Photo: ericdege on flickr
The “fiscal cliff” looms in the United States as lawmakers face the possibility of automatic tax increases and spending cuts at the beginning of next year unless a deal can be reached to avert them.The economic effects of “going over” the “fiscal cliff” would be pretty severe, according to most analysts – JPMorgan, for example, estimates such a scenario would knock 3.5 per cent off GDP growth in the first quarter of next year alone.
Now, it’s become the biggest worry among fund managers, according to a recent BofA survey.
Goldman Sachs economist Alec Phillips has an interesting perspective on the effects of the cliff, though, in a note to clients today: he writes of the adverse scenario of going over the cliff that “the effect on the lowest and highest income groups is likely to be greater than the effect on groups in the middle.”
The thesis is pretty clear based on the chart below showing Goldman’s calculations of the effects of various spending cuts and tax increases across income groups.
The middle income brackets, according to Goldman, won’t see as large of a drop in incomes as those in the lowest and highest brackets:
Photo: Goldman Sachs
Here is Phillips’ reasoning:
The other two policy changes we assume in our base case–the phase down of unemployment benefits and the implementation of the ACA taxes–would affect only the very low end and the very high end of the income spectrum, respectively.
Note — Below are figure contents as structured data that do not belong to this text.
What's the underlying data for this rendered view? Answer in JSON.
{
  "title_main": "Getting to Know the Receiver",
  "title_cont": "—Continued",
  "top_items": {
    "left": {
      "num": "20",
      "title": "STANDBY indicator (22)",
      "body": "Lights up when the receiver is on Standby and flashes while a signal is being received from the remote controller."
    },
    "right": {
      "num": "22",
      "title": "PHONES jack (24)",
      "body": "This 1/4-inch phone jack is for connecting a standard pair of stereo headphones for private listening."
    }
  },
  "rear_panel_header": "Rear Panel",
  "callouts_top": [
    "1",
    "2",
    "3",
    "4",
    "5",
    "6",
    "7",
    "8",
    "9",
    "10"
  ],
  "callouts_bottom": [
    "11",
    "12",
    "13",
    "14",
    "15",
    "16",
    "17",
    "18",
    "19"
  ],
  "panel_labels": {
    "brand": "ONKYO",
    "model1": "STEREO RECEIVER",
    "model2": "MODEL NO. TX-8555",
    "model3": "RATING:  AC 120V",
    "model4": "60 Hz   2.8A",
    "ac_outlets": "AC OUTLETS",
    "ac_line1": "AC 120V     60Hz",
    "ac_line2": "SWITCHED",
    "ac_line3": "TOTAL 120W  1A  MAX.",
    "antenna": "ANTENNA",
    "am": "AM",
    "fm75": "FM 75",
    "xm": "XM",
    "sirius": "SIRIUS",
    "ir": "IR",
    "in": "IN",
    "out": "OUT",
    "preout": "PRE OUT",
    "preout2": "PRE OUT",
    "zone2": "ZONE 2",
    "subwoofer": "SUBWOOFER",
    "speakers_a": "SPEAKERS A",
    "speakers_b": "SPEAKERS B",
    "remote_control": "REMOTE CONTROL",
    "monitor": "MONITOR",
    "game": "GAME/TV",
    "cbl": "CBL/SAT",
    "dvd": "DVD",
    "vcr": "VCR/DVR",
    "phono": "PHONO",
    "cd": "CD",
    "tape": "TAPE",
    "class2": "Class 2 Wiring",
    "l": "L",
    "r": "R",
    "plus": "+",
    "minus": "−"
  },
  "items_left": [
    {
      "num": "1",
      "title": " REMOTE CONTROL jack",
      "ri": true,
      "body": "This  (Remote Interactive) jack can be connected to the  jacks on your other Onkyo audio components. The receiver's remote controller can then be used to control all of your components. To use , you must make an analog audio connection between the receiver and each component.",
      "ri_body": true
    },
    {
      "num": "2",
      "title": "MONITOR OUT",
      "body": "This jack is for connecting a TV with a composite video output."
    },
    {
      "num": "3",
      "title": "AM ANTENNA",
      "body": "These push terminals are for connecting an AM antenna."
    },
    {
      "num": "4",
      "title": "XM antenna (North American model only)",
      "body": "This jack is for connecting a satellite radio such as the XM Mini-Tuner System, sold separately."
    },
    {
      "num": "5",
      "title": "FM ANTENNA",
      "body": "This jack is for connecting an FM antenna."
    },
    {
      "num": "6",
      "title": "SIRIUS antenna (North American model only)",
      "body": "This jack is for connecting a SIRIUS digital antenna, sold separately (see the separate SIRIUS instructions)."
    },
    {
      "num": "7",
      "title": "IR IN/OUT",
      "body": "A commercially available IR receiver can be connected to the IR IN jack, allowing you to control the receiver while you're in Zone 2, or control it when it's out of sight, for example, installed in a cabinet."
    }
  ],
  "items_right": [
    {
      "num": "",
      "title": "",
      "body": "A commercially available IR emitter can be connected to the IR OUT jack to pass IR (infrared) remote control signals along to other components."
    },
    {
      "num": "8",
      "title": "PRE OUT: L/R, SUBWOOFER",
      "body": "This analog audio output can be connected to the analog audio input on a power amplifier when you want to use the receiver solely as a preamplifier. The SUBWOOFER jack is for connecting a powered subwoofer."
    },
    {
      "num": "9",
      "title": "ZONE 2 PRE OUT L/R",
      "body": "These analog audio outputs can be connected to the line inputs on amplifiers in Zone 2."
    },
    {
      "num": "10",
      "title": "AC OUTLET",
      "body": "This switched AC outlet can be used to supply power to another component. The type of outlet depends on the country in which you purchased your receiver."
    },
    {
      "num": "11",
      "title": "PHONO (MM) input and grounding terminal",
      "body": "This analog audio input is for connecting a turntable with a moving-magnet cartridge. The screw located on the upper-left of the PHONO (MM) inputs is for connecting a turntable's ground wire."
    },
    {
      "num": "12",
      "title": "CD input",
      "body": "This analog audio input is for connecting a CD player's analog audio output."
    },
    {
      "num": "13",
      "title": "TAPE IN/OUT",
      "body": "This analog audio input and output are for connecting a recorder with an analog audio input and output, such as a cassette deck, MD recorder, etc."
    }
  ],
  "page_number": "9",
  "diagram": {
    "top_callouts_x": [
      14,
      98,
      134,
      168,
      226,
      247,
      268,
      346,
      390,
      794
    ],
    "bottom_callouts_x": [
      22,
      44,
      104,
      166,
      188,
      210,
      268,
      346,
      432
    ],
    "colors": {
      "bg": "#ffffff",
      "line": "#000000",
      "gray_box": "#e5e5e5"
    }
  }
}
Because the EUC program provides benefits to workers who have been jobless for 26 weeks or more, at an average payment of around $300 per week, this puts most recipients in the lowest income quintile.
A complete expiration of the program–this would occur if Congress did not intervene in the fiscal cliff before year end–would result in a sharp drop in average income in this group. Our base case assumption is that benefits continue to phase down in 2013, resulting in a reduction in disposable income in the lowest income quintile of around 2%, or about one third the effect of full expiration. ACA taxes–the 0.9% tax on earnings over $250,000 and the 3.8% tax on passive income over that level–fall not surprisingly on the very top of the income spectrum.
There are other effects that Phillips expects will impact all income groups – for example, he writes that “the payroll tax cut has similar effects on disposable income across income levels, at least until the 90th income percentile.”
By those measures, maybe Congress should just vote to extend emergency unemployment compensation and call it a day.